# Need help from a Canon 350D user



## Josh66 (Jan 13, 2008)

My LCD is broken and I need to clean my sensor...  (I will send my camera in for repair eventually...)

Could someone please tell me _exactly_ what buttons I need to push to turn cleaning mode on?
(Everything works, I just can't see the menu...)

I thought about putting it into Bulb and doing it that way...but it seems too risky.


----------



## Antarctican (Jan 13, 2008)

I always understood the 350D _didn't_ have an automatic sensor cleaner.
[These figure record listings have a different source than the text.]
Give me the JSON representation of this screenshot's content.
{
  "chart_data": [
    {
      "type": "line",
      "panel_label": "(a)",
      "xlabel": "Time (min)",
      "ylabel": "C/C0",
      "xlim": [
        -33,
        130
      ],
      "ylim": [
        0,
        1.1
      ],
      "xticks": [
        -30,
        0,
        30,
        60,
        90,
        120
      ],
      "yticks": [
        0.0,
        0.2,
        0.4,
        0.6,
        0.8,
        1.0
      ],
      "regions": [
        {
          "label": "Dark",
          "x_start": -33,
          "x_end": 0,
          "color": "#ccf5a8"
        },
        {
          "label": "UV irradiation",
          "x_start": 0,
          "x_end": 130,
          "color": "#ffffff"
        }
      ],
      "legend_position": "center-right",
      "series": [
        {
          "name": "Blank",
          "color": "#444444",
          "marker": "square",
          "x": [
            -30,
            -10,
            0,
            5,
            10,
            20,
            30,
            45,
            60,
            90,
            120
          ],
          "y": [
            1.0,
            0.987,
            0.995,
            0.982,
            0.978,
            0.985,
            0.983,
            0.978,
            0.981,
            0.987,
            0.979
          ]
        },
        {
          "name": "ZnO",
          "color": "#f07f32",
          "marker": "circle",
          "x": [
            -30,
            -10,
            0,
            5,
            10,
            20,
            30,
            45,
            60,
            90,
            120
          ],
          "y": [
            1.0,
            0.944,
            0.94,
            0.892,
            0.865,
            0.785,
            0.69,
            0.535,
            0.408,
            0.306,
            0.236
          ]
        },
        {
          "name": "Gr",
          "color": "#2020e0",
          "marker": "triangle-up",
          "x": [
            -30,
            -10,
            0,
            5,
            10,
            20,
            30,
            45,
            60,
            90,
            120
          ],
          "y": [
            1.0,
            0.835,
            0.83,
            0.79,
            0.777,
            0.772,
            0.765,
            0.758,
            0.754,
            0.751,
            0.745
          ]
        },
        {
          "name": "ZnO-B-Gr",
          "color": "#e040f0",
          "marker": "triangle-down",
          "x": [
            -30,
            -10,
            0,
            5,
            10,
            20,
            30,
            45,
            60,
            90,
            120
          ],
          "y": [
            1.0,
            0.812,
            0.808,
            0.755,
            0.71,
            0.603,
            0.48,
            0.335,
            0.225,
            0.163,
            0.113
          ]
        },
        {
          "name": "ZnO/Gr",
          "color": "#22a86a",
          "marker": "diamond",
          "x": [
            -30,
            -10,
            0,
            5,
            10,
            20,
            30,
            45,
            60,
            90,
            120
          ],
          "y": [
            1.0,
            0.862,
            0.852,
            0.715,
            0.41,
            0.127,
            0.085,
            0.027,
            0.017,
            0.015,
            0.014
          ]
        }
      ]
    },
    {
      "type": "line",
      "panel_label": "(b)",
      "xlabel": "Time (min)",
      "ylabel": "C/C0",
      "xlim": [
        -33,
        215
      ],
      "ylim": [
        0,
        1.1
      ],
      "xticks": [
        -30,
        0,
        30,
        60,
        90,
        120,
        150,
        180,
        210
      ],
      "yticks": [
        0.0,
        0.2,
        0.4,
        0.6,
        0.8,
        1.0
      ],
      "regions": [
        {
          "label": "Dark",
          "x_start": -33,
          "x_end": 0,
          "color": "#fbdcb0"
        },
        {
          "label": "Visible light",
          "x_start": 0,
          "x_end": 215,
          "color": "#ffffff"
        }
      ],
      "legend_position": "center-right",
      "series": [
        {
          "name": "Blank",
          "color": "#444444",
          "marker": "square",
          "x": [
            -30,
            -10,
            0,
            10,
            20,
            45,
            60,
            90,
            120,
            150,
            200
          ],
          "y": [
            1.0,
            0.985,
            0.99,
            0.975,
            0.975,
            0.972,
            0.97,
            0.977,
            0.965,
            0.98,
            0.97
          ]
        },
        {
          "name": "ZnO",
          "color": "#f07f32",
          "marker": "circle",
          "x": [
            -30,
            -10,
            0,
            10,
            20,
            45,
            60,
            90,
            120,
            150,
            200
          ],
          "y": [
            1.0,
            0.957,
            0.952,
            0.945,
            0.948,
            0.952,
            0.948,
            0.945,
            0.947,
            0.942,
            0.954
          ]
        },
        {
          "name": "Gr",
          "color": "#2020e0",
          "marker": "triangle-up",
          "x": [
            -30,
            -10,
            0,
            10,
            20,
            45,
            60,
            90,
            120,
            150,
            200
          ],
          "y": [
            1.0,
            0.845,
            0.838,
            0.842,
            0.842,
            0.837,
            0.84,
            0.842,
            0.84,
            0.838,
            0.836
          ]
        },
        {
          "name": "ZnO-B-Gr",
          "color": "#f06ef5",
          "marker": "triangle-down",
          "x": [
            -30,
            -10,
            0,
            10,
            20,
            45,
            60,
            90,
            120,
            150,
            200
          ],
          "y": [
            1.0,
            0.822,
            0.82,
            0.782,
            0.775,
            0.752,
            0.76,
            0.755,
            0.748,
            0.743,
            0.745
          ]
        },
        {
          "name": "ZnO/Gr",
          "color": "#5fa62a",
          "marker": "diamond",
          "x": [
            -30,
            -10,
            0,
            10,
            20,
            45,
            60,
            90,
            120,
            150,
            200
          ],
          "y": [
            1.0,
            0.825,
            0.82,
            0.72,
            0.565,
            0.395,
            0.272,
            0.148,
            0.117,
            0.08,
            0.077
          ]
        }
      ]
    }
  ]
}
If you access the manual online, page 39-40 speaks of how to lock up the mirror and then use a rubber blower to blow away dust on the surface of the sensor.


----------



## Josh66 (Jan 13, 2008)

Antarctican said:


> I always understood the 350D _didn't_ have an automatic sensor cleaner, it just has mirror lock for when the sensor is cleaned manually.


Exactly (but it opens the shutter too, not just the mirror), but since I can't see anything on the LCD I need step by step directions on what buttons to push to get there in the menu.


----------



## Antarctican (Jan 13, 2008)

I've sent you a PM. You can access the manual at http://www.cleaningdigitalcameras.com/pdf/EOSDRXT350DIM-EN.pdf  See page 39-40 re sensor cleaning


----------



## Josh66 (Jan 13, 2008)

Antarctican said:


> If you access the manual online, page 39-40 speaks of how to lock up the mirror and then use a rubber blower to blow away dust on the surface of the sensor.


I have the paper copy here (didn't think to check there, I didn't think it would have pictures of the menu.  Page numbers are the same...btw).

To access cleaning mode I need to:
Push "Menu"
Push "Right" 4 times (or push "Left" 1 time)
Push "Down" 6 times
Push "Set"
Push "Set" again
I'm not sure about step 5...  I don't know if the "OK" or the "Cancel" button will be highlighted by default.  I think it'll be the "OK" button, but I'm not sure.


......I just tried the above list, it didn't work so I started pushing buttons and it went into cleaning mode.  I forgot what buttons I pushed though.  I'll figure this out soon...


----------



## Josh66 (Jan 13, 2008)

OK, I got it.  Just in case anyone else runs into the same problem here's the steps:


Push "Menu"
Push "Right" 4 times, OR push "Left" 1 time (both ways get you to the same place)
Push "Down" 6 times
Push "Set"
Push "Right" 1 time (pushing "Left" probably works too, but I pushed "Right"...)
Push "Set"


----------